La narración de las apariciones de Guadalupe es fascinante. El protagonista es un indio mexicano desconocido, Juan Diego, que a mediados del siglo XVI conoció a la Virgen en una colina, lugar que se convertiría a lo largo de los siglos en el centro de la peregrinación mariana mundial.

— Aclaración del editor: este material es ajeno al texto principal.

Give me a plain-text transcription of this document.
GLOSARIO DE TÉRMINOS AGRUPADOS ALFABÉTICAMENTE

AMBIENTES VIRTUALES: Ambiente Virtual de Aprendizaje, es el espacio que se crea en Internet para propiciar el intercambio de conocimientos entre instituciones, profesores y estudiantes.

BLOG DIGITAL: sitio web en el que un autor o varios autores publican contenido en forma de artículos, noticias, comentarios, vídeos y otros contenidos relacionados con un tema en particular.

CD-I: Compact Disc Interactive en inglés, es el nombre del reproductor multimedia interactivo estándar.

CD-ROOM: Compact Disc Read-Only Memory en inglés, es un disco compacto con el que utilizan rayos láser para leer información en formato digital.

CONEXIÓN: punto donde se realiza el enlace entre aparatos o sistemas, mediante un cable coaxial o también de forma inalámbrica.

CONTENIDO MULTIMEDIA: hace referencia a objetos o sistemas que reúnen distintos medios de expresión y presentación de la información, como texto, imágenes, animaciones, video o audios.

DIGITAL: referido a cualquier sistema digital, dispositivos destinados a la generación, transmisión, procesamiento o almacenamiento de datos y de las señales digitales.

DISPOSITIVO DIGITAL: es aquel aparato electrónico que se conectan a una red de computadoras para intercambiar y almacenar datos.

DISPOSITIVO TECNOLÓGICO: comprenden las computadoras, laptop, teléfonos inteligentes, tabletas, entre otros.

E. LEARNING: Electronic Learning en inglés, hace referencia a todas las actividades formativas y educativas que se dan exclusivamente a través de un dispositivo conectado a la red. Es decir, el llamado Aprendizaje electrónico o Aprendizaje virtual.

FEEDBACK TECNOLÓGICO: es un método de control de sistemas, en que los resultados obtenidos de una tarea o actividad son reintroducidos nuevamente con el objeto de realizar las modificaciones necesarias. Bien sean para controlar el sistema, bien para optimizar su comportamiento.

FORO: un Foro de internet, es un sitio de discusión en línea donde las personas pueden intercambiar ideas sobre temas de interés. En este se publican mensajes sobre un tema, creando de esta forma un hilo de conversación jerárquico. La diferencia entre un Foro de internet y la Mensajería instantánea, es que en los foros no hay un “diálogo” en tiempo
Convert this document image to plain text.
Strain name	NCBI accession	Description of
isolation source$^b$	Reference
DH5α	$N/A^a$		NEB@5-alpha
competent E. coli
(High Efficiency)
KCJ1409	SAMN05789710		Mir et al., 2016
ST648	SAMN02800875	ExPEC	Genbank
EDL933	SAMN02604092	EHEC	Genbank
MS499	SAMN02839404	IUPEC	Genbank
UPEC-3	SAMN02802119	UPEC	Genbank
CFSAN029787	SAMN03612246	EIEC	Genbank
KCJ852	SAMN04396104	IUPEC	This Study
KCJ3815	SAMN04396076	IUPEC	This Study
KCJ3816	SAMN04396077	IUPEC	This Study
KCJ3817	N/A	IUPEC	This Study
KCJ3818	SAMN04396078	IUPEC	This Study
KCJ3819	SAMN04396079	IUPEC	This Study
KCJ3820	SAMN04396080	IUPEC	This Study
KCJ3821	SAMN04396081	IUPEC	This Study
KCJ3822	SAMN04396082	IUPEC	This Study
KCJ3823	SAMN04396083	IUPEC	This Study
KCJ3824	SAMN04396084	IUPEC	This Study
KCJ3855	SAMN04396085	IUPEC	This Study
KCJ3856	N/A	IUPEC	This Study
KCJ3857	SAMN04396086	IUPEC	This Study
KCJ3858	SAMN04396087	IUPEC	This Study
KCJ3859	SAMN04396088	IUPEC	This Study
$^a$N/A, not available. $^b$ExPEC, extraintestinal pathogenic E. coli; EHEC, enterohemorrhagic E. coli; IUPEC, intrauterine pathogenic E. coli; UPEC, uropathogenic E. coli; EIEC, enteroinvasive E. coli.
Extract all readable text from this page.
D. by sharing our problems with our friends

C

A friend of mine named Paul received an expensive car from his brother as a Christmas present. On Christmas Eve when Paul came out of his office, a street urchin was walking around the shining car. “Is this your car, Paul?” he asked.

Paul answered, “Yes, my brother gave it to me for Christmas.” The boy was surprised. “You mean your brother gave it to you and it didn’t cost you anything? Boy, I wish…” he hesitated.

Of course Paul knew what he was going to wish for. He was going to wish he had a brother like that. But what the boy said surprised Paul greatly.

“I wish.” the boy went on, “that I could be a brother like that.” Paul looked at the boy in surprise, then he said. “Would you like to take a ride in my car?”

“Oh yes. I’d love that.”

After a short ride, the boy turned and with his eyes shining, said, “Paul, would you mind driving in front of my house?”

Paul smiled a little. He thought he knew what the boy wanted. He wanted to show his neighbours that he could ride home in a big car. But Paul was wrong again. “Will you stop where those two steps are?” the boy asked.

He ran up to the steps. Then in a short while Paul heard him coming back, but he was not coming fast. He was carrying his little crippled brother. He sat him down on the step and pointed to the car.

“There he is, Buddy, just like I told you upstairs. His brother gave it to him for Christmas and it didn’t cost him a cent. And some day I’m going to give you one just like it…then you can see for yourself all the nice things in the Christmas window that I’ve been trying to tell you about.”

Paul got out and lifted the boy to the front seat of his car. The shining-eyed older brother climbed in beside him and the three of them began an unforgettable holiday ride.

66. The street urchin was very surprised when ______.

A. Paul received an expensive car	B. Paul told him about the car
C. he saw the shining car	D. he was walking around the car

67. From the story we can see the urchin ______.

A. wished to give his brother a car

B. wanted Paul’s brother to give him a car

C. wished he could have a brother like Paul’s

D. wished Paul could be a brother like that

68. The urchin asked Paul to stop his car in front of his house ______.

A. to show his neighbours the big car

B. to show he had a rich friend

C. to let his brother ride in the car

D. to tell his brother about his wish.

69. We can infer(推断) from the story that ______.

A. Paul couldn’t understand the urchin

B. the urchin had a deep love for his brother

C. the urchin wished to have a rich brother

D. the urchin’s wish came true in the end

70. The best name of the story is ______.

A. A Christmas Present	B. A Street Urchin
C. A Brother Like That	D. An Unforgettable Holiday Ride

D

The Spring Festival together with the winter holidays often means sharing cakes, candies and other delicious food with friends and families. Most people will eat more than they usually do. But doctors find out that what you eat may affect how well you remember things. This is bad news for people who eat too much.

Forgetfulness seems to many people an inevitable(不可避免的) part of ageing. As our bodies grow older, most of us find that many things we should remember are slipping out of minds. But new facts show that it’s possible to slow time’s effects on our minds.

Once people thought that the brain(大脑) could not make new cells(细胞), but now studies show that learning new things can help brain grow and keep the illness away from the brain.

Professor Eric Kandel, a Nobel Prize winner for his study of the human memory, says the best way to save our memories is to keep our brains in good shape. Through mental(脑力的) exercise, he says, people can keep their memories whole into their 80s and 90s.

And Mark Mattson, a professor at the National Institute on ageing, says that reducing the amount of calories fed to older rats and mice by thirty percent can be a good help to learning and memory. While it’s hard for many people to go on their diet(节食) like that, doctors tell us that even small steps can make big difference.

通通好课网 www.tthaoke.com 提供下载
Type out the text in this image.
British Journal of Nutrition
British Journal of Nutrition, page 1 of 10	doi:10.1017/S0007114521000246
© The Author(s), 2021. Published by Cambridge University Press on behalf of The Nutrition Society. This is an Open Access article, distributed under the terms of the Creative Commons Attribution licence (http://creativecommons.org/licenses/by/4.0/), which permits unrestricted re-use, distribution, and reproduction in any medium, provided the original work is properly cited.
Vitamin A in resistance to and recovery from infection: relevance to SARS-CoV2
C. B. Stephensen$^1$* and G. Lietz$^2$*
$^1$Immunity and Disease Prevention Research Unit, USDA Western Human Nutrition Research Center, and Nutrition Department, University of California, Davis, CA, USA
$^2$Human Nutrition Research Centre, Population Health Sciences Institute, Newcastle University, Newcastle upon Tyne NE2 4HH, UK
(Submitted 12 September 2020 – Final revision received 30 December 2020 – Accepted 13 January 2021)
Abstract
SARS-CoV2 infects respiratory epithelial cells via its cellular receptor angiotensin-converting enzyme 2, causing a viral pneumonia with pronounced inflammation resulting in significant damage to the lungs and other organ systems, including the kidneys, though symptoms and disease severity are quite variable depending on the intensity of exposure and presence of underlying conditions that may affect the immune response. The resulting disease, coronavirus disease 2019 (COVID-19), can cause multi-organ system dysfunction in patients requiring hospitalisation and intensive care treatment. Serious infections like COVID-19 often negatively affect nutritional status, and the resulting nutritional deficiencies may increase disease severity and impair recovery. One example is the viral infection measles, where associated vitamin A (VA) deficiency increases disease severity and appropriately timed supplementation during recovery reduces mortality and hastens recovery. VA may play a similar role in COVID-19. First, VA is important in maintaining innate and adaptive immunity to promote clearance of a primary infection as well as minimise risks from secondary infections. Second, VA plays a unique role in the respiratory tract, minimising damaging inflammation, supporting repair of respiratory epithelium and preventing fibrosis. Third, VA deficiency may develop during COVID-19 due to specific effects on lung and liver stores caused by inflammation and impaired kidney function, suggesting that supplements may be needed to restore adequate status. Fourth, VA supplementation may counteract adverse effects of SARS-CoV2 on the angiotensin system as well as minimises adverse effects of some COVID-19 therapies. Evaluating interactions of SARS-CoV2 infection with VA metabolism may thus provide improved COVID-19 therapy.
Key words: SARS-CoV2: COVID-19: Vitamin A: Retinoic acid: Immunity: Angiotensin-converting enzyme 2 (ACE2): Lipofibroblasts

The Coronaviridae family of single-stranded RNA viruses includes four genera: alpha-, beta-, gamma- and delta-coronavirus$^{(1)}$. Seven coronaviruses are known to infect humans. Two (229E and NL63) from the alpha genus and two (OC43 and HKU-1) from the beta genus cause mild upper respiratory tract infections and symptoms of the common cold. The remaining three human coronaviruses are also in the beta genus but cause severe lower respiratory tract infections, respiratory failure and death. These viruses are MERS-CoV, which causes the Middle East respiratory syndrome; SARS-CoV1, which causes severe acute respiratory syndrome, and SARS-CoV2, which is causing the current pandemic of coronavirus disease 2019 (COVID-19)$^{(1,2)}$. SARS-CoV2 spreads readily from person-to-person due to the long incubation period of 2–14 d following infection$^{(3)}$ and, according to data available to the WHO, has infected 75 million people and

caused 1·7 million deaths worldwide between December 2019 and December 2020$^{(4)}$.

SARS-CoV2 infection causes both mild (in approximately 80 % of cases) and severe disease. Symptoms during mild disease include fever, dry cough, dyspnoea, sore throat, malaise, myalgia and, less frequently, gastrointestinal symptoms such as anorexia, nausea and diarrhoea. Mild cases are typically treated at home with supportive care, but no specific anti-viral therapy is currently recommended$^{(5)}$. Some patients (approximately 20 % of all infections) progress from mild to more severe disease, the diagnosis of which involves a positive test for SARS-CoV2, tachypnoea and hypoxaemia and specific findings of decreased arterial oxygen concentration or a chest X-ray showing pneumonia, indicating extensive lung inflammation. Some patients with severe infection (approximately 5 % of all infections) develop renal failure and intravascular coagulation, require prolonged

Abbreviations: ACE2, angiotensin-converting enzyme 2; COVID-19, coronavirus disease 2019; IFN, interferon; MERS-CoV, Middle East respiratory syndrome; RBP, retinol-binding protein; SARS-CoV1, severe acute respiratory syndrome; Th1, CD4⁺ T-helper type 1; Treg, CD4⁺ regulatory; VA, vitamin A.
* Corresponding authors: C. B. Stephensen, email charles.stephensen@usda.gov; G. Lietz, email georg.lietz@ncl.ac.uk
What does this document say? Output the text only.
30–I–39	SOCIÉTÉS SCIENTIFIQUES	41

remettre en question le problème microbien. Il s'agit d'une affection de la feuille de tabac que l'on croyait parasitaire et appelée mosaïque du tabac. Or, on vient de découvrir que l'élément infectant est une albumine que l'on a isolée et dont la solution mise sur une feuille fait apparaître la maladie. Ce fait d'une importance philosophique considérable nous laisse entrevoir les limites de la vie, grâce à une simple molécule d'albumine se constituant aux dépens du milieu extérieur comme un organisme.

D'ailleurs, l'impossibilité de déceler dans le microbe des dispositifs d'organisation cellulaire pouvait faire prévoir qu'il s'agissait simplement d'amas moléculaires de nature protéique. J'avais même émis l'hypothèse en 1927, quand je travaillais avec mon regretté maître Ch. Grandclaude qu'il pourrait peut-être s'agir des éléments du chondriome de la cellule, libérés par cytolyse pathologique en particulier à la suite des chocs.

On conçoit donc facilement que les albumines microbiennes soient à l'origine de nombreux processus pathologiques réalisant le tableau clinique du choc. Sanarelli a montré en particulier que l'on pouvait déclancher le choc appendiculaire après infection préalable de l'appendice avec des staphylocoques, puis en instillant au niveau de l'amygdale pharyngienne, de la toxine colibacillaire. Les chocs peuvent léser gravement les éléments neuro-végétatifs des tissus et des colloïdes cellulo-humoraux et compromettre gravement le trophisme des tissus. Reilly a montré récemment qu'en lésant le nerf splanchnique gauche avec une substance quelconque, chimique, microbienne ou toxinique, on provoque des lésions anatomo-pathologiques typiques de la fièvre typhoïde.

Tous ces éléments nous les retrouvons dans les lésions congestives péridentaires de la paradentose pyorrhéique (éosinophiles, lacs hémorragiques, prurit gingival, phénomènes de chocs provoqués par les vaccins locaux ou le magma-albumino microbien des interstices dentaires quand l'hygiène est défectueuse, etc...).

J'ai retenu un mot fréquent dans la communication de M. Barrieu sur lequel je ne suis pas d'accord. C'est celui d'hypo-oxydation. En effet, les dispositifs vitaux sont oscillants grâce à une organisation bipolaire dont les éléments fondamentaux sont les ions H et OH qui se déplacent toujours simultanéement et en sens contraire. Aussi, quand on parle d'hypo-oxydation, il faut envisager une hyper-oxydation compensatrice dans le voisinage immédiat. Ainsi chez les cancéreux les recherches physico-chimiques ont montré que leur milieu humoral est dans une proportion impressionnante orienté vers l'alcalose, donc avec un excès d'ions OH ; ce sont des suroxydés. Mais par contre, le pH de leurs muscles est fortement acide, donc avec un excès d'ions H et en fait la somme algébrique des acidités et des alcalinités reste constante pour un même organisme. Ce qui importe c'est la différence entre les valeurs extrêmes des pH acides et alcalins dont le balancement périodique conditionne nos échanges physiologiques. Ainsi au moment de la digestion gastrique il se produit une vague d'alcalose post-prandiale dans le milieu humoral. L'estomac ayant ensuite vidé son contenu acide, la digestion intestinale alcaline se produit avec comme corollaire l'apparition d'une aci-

Un pedregal donde hasta la hierba lucha por crecer. Es el que está atravesando un indio de 57 años en el alba del 9 de diciembre de 1531. Desde que fue bautizado un año atrás lo llaman Juan Diego, pero su nombre original es “Cuauahtlatoatzin” que en azteca significa “el que habla como un águila”. El hombre, un campesino, está yendo desde su pueblo a Ciudad de México porque es sábado y es el día que los misioneros españoles dedican a la catequesis. Al llegar al pie del cerro Tepeyac, Juan Diego se siente atraído por una cosa extraña. Una canto de pájaro que nunca había oído antes. Luego el silencio y una dulce voz que lo llama: «Juantzin, Juan Diegotzin». El hombre sube a la cima de la colina y se encuentra de frente a una joven con un vestido que brilla como el sol. Se arrodilla adelante estupefacto y la escucha presentarse: Soy la Perfecta Siempre Virgen María, La Madre del verdadero y único Dios”.

Un signo para creer
La Señora confía una tarea a Juan Diego. Informar al obispo sobre lo que le ha sucedido para que se construya un templo mariano al pie de la colina. Relatar lo increíble no es fácil y, de hecho, el obispo, mons. Zumárraga, no cree ni una palabra. Por la tarde, en la colina, la noticia del fracaso no hace desistir a la Señora, que invita a Juan Diego a intentarlo de nuevo al día siguiente. Esta vez el obispo hace algunas preguntas más sobre la aparición, pero sigue siendo escéptico. El indio tiene que darle una señal, dice, o sigue siendo un cuento de hadas. El campesino informa de la petición a la Señora, que se compromete a darle una señal para el día siguiente. Aquí es donde sucede lo inesperado. El campesino se entera de que un tío suyo enfermo se está muriendo. Después de una noche de sufrimiento la urgencia se convierte en encontrar a un sacerdote, entonces, en la mañana del día 12 Juan Diego sale y a la altura de Teyepac cambia de camino para evitar un nuevo cara a cara con la Señora.

El prodigio de la tilma
La estrategia es inútil. La Señora está de nuevo delante de él, preguntándole por qué tiene tanta prisa. Avergonzado, el campesino se arroja al suelo invocando el perdón y explicándolo todo. La Señora lo tranquiliza. Su tío ya está curado, dice, e invita a Juan Diego a subir al cerro a recoger flores para llevarlas al obispo. Entre las piedras han nacido unas espléndidas «rosas de Castilla», algo imposible en pleno diciembre. El indio recoge algunas de ellas y las envuelve en la tilma, la manta de tela tosca que usa, y luego se va a Ciudad de México. Después de una larga antecámara, fue presentado al obispo. Juan Diego cuenta los nuevos hechos y luego desenrolla su manta frente a los presentes. En el mismo instante, en la tilma se reproduce la imagen de la Virgen, el icono destinado a hacerse famoso y venerado en todas partes.

El guardián de la Virgen
El camino es cuesta abajo a partir de ahí. El obispo se hace acompañar al lugar de las apariciones, hace comenzar la obra y ya el 26 de diciembre la primera capilla estaba lista junto a la colina del milagro. Juan Diego, viudo desde hace algunos años, pide y consigue habitar en una pequeña casa adyacente a la capilla. Durante otros 17 años, hasta 1548, seguirá siendo el fiel guardián de la Señora, la Virgen morenita. Juan Pablo II proclamará a Juan Diego Santo el 31 de julio de 2002.